INTERVIEWS, REVIEWS & RELATED ARTICLES
San Francisco Chronicle FEBRUARY 17, 2001 - by Jesse Hamlin
ENO ASSEMBLES LUSH SOUNDSCAPE
An urban retreat within SFMOMA
Brian Eno likes spaces of contemplation amid the hurly-burly of big cities.
He has created one at the San Francisco Museum of Modern Art, in a dark room where floating electronic sounds hum, ring and vanish, and strings of tiny white lights rise to the ceiling from gossamer pods that remind him of jellyfish.
Eno, the esteemed British musician and artist who used the term "ambient" to describe the subtle, spacious sounds on his pioneering 1978 album Music For Airports, cooked up the installation for SFMOMA's exhibition 010101: Art in Technological Times, which opens March 3.
"It's an idea for a kind of retreat people can go to in the city," says Eno, who was there yesterday tweaking the piece, which he describes as a sort of "simulated forest" of the future. He gave it a "deliberately clunky" title - New Urban Spaces Series No. 4, Compact Forest Proposal - "because I want it to be like an architectural submission for a new space."
Eno says the mannequin that stands ghost-like in the corner - becoming visible only when the eye adjusts to the darkness - is the architect (procured from the Gap).
Arching along the walls like sculptures are eleven CD players and a series of square grids with tiny speakers. They emit a wide range of sounds - sparkling bells and rubbery underwater bass tones, celestial hums and whooshes, guitars and gongs - that glide and cluster in random patterns (among other things, Eno synthesized the voice of a Japanese waitress).
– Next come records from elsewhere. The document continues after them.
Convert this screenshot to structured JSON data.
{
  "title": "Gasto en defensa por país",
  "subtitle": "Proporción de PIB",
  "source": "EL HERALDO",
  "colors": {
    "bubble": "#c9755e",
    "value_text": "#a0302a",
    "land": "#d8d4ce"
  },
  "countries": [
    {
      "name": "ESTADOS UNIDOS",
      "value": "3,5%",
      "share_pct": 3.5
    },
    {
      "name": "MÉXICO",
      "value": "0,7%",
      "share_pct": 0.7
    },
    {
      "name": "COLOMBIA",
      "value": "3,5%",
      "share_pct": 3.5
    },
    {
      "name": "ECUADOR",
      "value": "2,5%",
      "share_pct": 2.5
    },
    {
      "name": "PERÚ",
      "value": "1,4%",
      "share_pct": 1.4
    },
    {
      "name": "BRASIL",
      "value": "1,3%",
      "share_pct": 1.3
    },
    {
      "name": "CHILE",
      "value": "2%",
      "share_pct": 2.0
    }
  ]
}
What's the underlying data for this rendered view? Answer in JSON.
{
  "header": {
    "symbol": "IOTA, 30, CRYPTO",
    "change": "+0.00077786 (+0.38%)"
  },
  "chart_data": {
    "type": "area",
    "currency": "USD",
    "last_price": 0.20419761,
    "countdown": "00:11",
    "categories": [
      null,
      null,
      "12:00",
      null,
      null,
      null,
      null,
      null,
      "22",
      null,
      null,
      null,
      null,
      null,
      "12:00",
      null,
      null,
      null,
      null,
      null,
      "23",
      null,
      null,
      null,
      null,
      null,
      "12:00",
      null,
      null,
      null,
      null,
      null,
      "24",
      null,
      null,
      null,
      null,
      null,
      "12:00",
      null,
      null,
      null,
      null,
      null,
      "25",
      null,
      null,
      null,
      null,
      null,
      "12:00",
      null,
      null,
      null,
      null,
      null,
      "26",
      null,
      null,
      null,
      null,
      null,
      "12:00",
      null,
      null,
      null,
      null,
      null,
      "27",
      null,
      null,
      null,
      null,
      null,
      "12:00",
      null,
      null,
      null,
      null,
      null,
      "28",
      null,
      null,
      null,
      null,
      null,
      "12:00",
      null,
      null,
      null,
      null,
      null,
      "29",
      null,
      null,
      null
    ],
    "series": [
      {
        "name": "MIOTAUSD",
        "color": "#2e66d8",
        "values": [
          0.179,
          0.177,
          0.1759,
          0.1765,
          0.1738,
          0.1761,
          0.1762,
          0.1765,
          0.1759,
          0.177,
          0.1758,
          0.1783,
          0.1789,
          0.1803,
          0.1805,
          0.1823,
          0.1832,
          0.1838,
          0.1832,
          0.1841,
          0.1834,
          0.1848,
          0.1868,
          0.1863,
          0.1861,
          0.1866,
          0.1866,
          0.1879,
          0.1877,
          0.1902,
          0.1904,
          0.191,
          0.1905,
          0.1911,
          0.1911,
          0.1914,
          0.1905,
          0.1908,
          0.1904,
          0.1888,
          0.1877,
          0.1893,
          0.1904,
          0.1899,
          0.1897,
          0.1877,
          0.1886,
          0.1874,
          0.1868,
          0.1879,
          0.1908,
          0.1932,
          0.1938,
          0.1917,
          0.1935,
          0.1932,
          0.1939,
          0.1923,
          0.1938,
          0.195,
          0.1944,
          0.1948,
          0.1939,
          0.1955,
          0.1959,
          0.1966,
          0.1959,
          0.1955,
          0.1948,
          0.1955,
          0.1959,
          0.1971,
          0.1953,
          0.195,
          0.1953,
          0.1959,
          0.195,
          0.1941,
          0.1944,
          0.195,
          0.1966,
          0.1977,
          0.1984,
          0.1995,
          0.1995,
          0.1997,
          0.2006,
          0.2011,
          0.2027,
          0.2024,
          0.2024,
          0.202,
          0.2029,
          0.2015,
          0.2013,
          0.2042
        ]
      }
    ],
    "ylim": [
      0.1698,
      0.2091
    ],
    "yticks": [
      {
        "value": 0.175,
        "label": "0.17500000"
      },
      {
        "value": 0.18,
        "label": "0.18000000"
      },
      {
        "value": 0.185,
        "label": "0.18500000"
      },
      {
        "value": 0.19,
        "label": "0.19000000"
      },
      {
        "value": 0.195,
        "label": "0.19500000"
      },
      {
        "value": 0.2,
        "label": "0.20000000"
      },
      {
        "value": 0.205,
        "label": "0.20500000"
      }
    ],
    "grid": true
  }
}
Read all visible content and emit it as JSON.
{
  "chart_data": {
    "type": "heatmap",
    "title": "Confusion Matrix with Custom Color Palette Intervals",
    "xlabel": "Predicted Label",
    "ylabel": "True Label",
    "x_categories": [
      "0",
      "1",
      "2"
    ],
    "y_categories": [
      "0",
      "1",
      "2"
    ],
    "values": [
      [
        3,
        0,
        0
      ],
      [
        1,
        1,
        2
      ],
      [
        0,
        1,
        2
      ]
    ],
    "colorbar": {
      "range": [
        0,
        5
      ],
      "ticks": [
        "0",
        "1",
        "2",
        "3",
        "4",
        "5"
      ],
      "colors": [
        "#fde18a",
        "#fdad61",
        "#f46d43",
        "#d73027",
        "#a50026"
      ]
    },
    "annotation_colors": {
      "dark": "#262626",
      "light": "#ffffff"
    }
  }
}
"I don't know exactly what combinations are going to happen," says Eno. "The cards are constantly being shuffled differently."
He originally wanted to bring real tree trunks into the museum. But they would have required fumigation to ensure that "the bugs wouldn't eat the museum's collection." Instead he chose the lights, which suggest growing things as well as "bubbles coming up from underwater" and "rockets going into the sky.
Visitors sometimes sit dream-like for an hour in his installations, Eno says, contradicting the notion that people have short attention spans. "I'm trying to seduce people so that they want to stay longer and slow down a little bit. People enjoy their own company. That's what's going on in there."